Refractometers figure out the amount of sugar in solution by measuring how light is refracted through a sample of water with sugar in it. Since alcohol has different refraction properties than water, it skews the readings by not scattering the light in the way a pure water/sugar solution would.
 
This led me to believe you'd only used your hydrometer as you didn't mention taking a reading with your refractometer at this point.

Refractometers figure out the amount of sugar in solution by measuring how light is refracted through a sample of water with sugar in it. Since alcohol has different refraction properties than water, it skews the readings by not scattering the light in the way a pure water/sugar solution would.

Might be poor choice of wording, i just figured since i was posting figures in brix and SG it would be obvious i was talking about 2 different readings one from refractometer and one from hydrometer.

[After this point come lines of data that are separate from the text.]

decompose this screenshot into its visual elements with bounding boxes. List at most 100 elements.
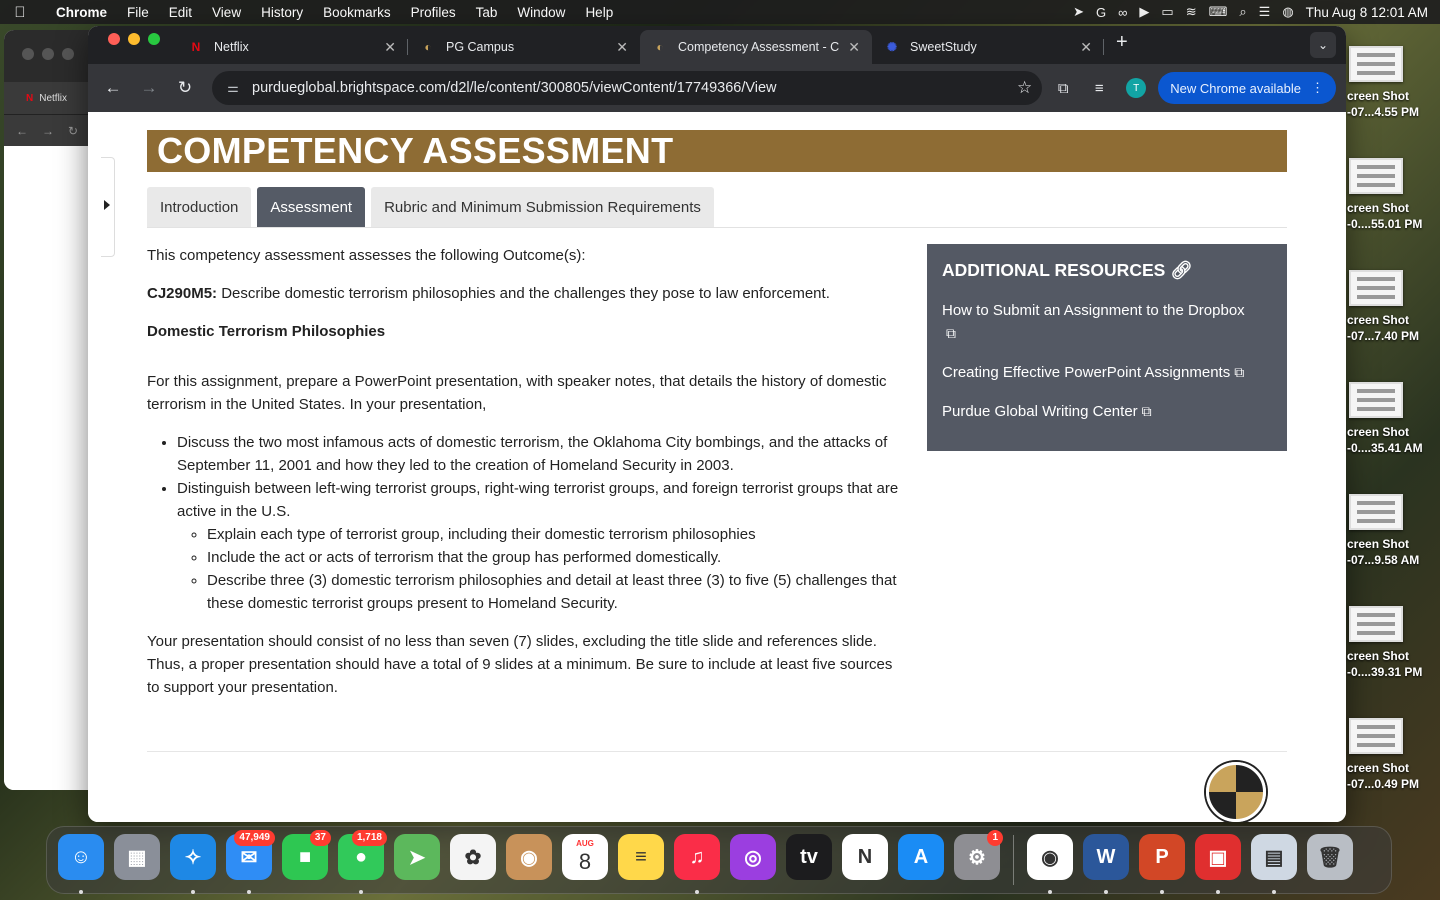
system-settings-dock-item[interactable]: ⚙ 1 — [949, 830, 1005, 886]
tab-competency-assessment[interactable]: ◐ Competency Assessment - C ✕ — [640, 30, 872, 64]
trash-dock-item[interactable]: 🗑 — [1302, 834, 1358, 886]
running-indicator — [1160, 890, 1164, 894]
play-icon[interactable]: ▶ — [1139, 4, 1149, 20]
maps-dock-item[interactable]: ➤ — [389, 834, 445, 886]
location-icon[interactable]: ➤ — [1073, 4, 1084, 20]
new-tab-button[interactable]: + — [1104, 31, 1140, 60]
site-info-icon[interactable]: ⚌ — [222, 80, 244, 96]
news-dock-item[interactable]: N — [837, 834, 893, 886]
desktop-file[interactable]: creen Shot -0....55.01 PM — [1347, 158, 1440, 232]
minimize-window-button[interactable] — [128, 33, 140, 45]
back-arrow-icon[interactable]: ← — [16, 124, 28, 138]
resource-link-writing-center[interactable]: Purdue Global Writing Center ⧉ — [942, 400, 1272, 423]
apple-menu-icon[interactable]:  — [0, 4, 40, 21]
desktop-file[interactable]: creen Shot -0....39.31 PM — [1347, 606, 1440, 680]
back-arrow-icon: ← — [104, 78, 122, 97]
url-text[interactable]: purdueglobal.brightspace.com/d2l/le/cont… — [252, 80, 1017, 96]
wifi-icon[interactable]: ≋ — [1186, 4, 1197, 20]
more-menu-icon[interactable]: ⋮ — [1311, 80, 1324, 96]
sidebar-toggle[interactable] — [101, 157, 115, 257]
desktop-file[interactable]: creen Shot -07...4.55 PM — [1347, 46, 1440, 120]
grammarly-icon[interactable]: G — [1096, 5, 1106, 20]
purdue-global-icon: ◐ — [424, 40, 432, 54]
chrome-icon: ◉ — [1027, 834, 1073, 880]
photos-dock-item[interactable]: ✿ — [445, 834, 501, 886]
assignment-text: For this assignment, prepare a PowerPoin… — [147, 373, 887, 413]
menu-window[interactable]: Window — [507, 5, 575, 20]
preview-dock-item[interactable]: ▤ — [1246, 834, 1302, 894]
menu-tab[interactable]: Tab — [466, 5, 508, 20]
tab-netflix[interactable]: N Netflix ✕ — [176, 30, 408, 64]
tv-icon: tv — [786, 834, 832, 880]
zoom-window-button[interactable] — [148, 33, 160, 45]
powerpoint-dock-item[interactable]: P — [1134, 834, 1190, 894]
menu-app-name[interactable]: Chrome — [40, 5, 117, 20]
keyboard-icon[interactable]: ⌨ — [1209, 4, 1228, 20]
tv-dock-item[interactable]: tv — [781, 834, 837, 886]
menu-edit[interactable]: Edit — [159, 5, 202, 20]
app-store-dock-item[interactable]: A — [893, 834, 949, 886]
siri-icon[interactable]: ◍ — [1282, 4, 1293, 20]
desktop-file[interactable]: creen Shot -07...7.40 PM — [1347, 270, 1440, 344]
notification-badge: 1 — [987, 830, 1003, 846]
extensions-icon[interactable]: ⧉ — [1048, 73, 1078, 103]
podcasts-icon: ◎ — [730, 834, 776, 880]
menu-view[interactable]: View — [202, 5, 251, 20]
reload-button[interactable]: ↻ — [170, 73, 200, 103]
section-heading: Domestic Terrorism Philosophies — [147, 323, 386, 340]
address-bar[interactable]: ⚌ purdueglobal.brightspace.com/d2l/le/co… — [212, 71, 1043, 105]
messages-dock-item[interactable]: ● 1,718 — [333, 830, 389, 894]
forward-button[interactable]: → — [134, 73, 164, 103]
menu-help[interactable]: Help — [575, 5, 623, 20]
bookmark-star-icon[interactable]: ☆ — [1017, 78, 1032, 98]
dock: ☺ ▦ ✧ ✉ 47,949 ■ 37 ● 1,718 ➤ ✿ ◉ AUG 8 ≡ ♫ ◎ tv N A ⚙ 1 ◉ W P ▣ ▤… — [46, 826, 1392, 894]
reload-icon[interactable]: ↻ — [68, 124, 78, 138]
spotlight-search-icon[interactable]: ⌕ — [1239, 4, 1246, 20]
music-dock-item[interactable]: ♫ — [669, 834, 725, 894]
running-indicator — [1272, 890, 1276, 894]
tab-introduction[interactable]: Introduction — [147, 187, 252, 227]
creative-cloud-icon[interactable]: ∞ — [1118, 5, 1127, 20]
control-center-icon[interactable]: ☰ — [1259, 4, 1271, 20]
tab-assessment[interactable]: Assessment — [257, 187, 366, 227]
word-dock-item[interactable]: W — [1078, 834, 1134, 894]
finder-dock-item[interactable]: ☺ — [53, 834, 109, 894]
facetime-dock-item[interactable]: ■ 37 — [277, 830, 333, 886]
calendar-dock-item[interactable]: AUG 8 — [557, 834, 613, 886]
chrome-dock-item[interactable]: ◉ — [1022, 834, 1078, 894]
resource-link-dropbox[interactable]: How to Submit an Assignment to the Dropb… — [942, 299, 1272, 345]
launchpad-dock-item[interactable]: ▦ — [109, 834, 165, 886]
resource-link-powerpoint[interactable]: Creating Effective PowerPoint Assignment… — [942, 361, 1272, 384]
photo-booth-dock-item[interactable]: ▣ — [1190, 834, 1246, 894]
notes-dock-item[interactable]: ≡ — [613, 834, 669, 886]
profile-avatar[interactable]: T — [1126, 78, 1147, 98]
menubar-clock[interactable]: Thu Aug 8 12:01 AM — [1306, 5, 1428, 20]
list-item: Distinguish between left-wing terrorist … — [177, 477, 902, 615]
menu-bookmarks[interactable]: Bookmarks — [313, 5, 401, 20]
close-tab-icon[interactable]: ✕ — [1080, 39, 1092, 56]
close-window-button[interactable] — [108, 33, 120, 45]
menu-profiles[interactable]: Profiles — [401, 5, 466, 20]
safari-dock-item[interactable]: ✧ — [165, 834, 221, 894]
desktop-file[interactable]: creen Shot -0....35.41 AM — [1347, 382, 1440, 456]
desktop-file[interactable]: creen Shot -07...0.49 PM — [1347, 718, 1440, 792]
contacts-dock-item[interactable]: ◉ — [501, 834, 557, 886]
podcasts-dock-item[interactable]: ◎ — [725, 834, 781, 886]
menu-file[interactable]: File — [117, 5, 159, 20]
tab-search-button[interactable]: ⌄ — [1310, 32, 1336, 58]
close-tab-icon[interactable]: ✕ — [848, 39, 860, 56]
back-button[interactable]: ← — [98, 73, 128, 103]
desktop-file[interactable]: creen Shot -07...9.58 AM — [1347, 494, 1440, 568]
forward-arrow-icon[interactable]: → — [42, 124, 54, 138]
menu-history[interactable]: History — [251, 5, 313, 20]
new-chrome-available-button[interactable]: New Chrome available ⋮ — [1158, 72, 1336, 104]
battery-icon[interactable]: ▭ — [1161, 4, 1173, 20]
tab-rubric[interactable]: Rubric and Minimum Submission Requiremen… — [371, 187, 714, 227]
mail-dock-item[interactable]: ✉ 47,949 — [221, 830, 277, 894]
reading-list-icon[interactable]: ≡ — [1084, 73, 1114, 103]
close-tab-icon[interactable]: ✕ — [616, 39, 628, 56]
outcome-text: Describe domestic terrorism philosophies… — [217, 285, 830, 302]
tab-pg-campus[interactable]: ◐ PG Campus ✕ — [408, 30, 640, 64]
close-tab-icon[interactable]: ✕ — [384, 39, 396, 56]
tab-sweetstudy[interactable]: ✺ SweetStudy ✕ — [872, 30, 1104, 64]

I know what a refractometer measures ;-) I just find it hard to believe that the 2 figures are 20 pts off after correcting refractometer to take into account alcohol, which was the purpose of this thread.
 
Yeah I wasn't paying full attention to your post, my apologies. Maybe there was a lot of residual CO2 in your hydrometer sample, which could skew the readings even if there aren't visible bubbles?
 
My initial readings were 16 Brix and about 1.062 SG before pitching. 4 Full days into fermentation and things appeared to have slowed down so I decided to take some readings to see where we were make sure everything was on track with no problems.

Readings today were very strange to say the least. 8 Brix and 1.030 from hydrometer. When I punch the figures into the calculators to account for alcohol I get an SG value of around 1.012 which sounds good to me.

Yes, that is strange. I would think after 4 days, the lower number is probably correct. Probably just means something goofy with the sample pull occurred. Did you just check it once? The easy answer is just to let beer ferment for two weeks before even thinking about doing anything ;-)

When was the last time you calibrated your refractometer?
 
How did you take the samples? If the hydro sample was taken with a thief, and the refractor sample was a few drops from the top of the fermenter, is it possible that the density of the fermenting beer is different at different levels in the fermenter? Say the thief sample was from near the bottom, where there is still sugars remaining and the drops from the top have a higher alcohol content??
 
Might be poor choice of wording, i just figured since i was posting figures in brix and SG it would be obvious i was talking about 2 different readings one from refractometer and one from hydrometer.

I know what a refractometer measures ;-) I just find it hard to believe that the 2 figures are 20 pts off after correcting refractometer to take into account alcohol, which was the purpose of this thread.

Well, that's the difference between a refractometer and a hydrometer, once alcohol is in the mix.

Remember that refractometers don't account for alcohol, so it "skews" the reading badly.

The easy fix is to use a refractometer pre-fermentation and a hydrometer post- fermentation.